A long-wavelength mesh data collection using a size-tailored microbeam from concanavalin A microcrystals with linear dimensions of less than 20 µm allowed experimental phase determination using the anomalous signal from naturally occurring Mn2+ and Ca2+ ions.
De novo determination of macromolecular structures requires the accurate measurement of structure factors and retrieval of experimental phases from the crystals of the given specimen. When a model with significant structure similarities is available, phases can be retrieved using the molecular-replacement (MR) method. Otherwise, the phases must be determined experimentally. One experimental phasing method that is gaining popularity is the use of the anomalous signal from naturally occurring anomalous (native SAD) or from ad hoc incorporated anomalous scatterers (International Tables for Crystallography, 2012 ▸).

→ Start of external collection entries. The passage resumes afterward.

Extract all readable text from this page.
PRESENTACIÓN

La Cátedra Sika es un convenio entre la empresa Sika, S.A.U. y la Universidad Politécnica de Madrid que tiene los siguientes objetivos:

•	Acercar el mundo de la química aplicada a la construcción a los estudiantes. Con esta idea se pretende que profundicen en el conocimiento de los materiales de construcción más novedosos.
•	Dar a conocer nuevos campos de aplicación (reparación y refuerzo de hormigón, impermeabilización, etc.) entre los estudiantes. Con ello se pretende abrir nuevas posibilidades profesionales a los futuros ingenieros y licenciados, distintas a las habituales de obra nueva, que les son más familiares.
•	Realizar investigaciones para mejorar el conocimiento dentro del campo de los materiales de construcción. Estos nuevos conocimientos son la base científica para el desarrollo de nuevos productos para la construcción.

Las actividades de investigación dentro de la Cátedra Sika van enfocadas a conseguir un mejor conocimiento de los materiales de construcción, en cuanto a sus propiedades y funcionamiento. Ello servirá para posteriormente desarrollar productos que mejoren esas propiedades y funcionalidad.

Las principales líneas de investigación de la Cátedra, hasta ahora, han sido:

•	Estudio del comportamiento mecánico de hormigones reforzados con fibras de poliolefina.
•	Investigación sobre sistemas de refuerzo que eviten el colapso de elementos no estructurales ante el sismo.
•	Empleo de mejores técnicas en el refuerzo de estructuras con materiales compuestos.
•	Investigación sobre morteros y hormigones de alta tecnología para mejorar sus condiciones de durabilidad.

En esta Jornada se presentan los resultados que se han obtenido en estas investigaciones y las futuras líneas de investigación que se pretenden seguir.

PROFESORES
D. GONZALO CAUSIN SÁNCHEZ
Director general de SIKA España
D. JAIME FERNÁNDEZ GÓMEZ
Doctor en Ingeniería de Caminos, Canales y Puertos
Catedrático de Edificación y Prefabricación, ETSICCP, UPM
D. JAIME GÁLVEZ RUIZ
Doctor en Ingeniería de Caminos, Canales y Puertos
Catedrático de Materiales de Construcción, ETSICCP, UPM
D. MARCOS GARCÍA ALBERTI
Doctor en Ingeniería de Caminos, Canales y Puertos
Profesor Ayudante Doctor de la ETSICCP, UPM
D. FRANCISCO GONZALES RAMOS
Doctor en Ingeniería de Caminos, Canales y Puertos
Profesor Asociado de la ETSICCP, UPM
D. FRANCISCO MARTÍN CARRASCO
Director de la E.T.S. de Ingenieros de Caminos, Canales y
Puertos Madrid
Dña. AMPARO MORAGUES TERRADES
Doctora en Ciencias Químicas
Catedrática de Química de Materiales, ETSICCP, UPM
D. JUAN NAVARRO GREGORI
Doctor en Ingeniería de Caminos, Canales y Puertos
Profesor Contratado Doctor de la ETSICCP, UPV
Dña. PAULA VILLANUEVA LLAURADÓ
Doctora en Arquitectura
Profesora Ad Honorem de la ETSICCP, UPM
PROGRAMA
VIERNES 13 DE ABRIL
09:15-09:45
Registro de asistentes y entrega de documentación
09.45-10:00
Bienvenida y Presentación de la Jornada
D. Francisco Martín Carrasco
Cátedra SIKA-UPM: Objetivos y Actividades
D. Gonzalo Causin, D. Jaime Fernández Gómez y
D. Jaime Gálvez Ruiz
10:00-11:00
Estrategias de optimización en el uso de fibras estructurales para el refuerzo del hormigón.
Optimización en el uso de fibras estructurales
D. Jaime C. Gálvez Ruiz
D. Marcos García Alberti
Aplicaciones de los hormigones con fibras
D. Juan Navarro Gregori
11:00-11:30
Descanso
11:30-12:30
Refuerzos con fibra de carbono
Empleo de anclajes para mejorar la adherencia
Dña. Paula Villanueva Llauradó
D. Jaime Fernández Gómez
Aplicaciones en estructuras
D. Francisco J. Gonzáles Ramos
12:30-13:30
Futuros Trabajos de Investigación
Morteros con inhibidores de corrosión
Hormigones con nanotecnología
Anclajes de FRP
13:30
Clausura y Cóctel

The linear dimensions of macromolecular crystals that are considered to be usable for X-ray data collection are continally becoming smaller and smaller, potentially reaching the point where crystals will be too small for optical centring and for individual data collection, but large enough to be detectable with low-dose X-ray centering and partial data-set collection. The availability of a high-intensity and well collimated beam, as on the P13 beamline (Cianci et al., 2017 ▸), permits tailoring of the beam size to the sample size thanks to variable apertures, thus minimizing the scattering background.